Sara went to work with her people, constructing the issue for them. The CFO was, in fact, being very protective of cash, but was not focusing on his putting the new revenue at risk having too few people to do the work. The CFO was also conveniently ignoring the fact the requisitions for the jobs had been approved by all the needed individuals, including him.

The operations people were being reasonable, having already built a schedule of when they wanted their people to be in their seats.

The sales people, on the other hand, were chuckling and feeling mischievous about all the trouble they had created by selling so much business. And, being commissioned, they were chuckling all the way to the bank.

Jim got his hands on the schedule and priced it, cost of acquisition and salaries, all based on fill dates.

He took it first to the head of HR who nodded. He understood the problems and was very glad that Jim was the front person on this. Jim then took the spreadsheet to the CFO.

“This is the schedule they want. Every requisition has been approved. The analysis shows when each person will start. If you look at the weekly cost graph you will see a huge bump in the middle of the year, but then you will see that once the jobs are filled, the cost of recruiting goes to nearly zero.”

“That’s too much money,” she CFO growled.

“It’s the same amount of money if we do it on their schedule as it would be if we did it more slowly. We just spend it faster. But it’s the same amount.”

“That’s not true for the salaries, though. The sooner the jobs start, the more it costs us.”
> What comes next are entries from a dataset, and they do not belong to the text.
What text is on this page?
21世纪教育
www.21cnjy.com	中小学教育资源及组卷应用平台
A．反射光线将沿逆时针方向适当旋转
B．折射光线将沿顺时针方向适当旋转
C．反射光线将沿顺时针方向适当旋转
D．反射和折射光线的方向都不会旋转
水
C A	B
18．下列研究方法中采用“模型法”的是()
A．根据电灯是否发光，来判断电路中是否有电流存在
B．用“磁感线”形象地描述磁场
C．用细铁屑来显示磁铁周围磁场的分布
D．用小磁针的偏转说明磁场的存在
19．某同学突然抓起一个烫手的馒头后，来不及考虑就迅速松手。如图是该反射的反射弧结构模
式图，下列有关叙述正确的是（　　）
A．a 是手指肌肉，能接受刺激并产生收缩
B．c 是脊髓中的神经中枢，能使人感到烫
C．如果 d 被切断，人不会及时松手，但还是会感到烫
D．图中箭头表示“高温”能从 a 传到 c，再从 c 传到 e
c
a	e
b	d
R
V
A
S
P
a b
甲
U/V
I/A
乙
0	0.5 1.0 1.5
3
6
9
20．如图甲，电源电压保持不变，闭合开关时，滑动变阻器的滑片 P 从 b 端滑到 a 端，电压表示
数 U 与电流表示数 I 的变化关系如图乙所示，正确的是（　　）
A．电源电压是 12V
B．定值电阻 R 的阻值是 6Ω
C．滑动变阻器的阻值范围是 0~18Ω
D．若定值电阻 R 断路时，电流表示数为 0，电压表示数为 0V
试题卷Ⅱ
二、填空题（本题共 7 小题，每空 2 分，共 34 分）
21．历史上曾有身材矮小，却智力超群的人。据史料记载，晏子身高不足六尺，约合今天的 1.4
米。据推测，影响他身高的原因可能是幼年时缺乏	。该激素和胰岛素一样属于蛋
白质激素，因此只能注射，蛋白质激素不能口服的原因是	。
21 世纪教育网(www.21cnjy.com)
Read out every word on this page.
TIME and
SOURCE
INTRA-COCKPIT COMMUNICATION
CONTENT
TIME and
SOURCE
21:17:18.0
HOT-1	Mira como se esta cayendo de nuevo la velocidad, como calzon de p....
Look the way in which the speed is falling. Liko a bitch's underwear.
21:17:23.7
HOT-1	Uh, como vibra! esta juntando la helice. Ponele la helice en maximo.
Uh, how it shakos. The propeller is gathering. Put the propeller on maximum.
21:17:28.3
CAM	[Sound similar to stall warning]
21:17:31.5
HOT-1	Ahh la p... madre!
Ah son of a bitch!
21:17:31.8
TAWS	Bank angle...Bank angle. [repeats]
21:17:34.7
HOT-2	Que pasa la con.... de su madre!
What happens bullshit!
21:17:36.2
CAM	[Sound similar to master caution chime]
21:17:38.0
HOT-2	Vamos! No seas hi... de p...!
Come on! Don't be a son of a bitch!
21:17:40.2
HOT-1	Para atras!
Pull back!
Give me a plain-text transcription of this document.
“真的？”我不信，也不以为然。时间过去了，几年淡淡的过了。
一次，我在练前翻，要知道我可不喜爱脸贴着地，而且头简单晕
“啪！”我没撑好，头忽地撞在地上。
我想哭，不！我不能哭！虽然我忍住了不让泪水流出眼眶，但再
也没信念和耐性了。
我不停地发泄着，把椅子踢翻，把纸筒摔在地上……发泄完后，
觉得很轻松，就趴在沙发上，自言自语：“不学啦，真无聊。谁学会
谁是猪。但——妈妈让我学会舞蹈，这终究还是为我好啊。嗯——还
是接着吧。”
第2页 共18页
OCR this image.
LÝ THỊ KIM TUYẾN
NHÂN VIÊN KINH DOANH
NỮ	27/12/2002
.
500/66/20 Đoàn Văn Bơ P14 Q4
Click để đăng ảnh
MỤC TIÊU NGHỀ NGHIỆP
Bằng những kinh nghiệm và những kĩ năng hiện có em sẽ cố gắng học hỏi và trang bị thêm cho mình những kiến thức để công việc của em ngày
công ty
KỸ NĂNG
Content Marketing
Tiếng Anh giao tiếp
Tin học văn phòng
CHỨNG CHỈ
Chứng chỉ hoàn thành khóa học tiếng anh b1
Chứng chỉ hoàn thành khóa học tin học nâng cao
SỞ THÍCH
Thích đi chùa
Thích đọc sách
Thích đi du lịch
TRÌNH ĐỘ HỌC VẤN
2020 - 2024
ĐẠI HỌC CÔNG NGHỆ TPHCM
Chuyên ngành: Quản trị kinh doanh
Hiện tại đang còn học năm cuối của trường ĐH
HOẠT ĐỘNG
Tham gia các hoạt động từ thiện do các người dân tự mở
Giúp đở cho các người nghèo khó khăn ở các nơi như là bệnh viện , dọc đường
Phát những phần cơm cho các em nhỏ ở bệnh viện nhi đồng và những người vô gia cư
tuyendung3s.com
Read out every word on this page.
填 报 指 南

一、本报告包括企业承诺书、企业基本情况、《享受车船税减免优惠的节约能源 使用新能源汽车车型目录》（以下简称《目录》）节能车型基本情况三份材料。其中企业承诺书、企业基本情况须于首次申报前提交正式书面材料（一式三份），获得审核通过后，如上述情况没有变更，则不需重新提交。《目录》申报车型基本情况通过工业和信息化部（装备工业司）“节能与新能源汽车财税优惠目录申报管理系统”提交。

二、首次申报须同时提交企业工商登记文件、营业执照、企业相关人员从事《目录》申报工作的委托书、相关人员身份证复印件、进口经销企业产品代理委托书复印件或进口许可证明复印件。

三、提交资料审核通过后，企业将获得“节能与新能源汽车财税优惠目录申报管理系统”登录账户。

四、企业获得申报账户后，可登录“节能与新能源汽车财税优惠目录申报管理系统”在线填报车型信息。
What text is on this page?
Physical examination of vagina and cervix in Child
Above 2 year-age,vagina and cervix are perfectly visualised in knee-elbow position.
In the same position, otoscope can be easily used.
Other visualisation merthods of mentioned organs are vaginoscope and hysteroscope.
“True,” said Jim, “but these staffing levels are consistent with the business we’ve booked. We can’t do the work without the people and the deadlines came from the client. Our ops people didn’t just dream them up out of thin air.”

Some months later, the CFO growled, “Costs too much!”

“I agree,” the VP of Logistics chimed in…again.

This time they were not talking about the cost of staffing. They were talking about the cost of dinner which they had agreed to split to celebrate a banner year. Sales had booked all the troublesome business. Jim’s analysis had created the platform for a rational dialog between the CFO and the operations people, so recruiting had been allowed to get their job done.

The cost per hire had dropped, in fact, to 9% of salary and they still had no turnover.

Their profit for the year was great. They had beaten all their client deadlines, in great part because they had talented people on board when they needed them and they stayed, so time, money and energy did not need to be diverted to replacement and retraining.

“Easy children,” the CEO said. “I’ll pay.”

She smiled at Jim.

“But before we end, I want to single out Jim for helping to break up the log jam that was threatening to keep us from getting people on board. Jim, thank you.”

“You are welcome,” replied Jim. “Does this mean you are going to recommend to my boss that I get a raise?”

“You cost too much!” the CFO growled, grinning from ear to ear.

“I agree,” the VP of Logistics chimed in also grinning.

The entire group raised their glasses in a salute.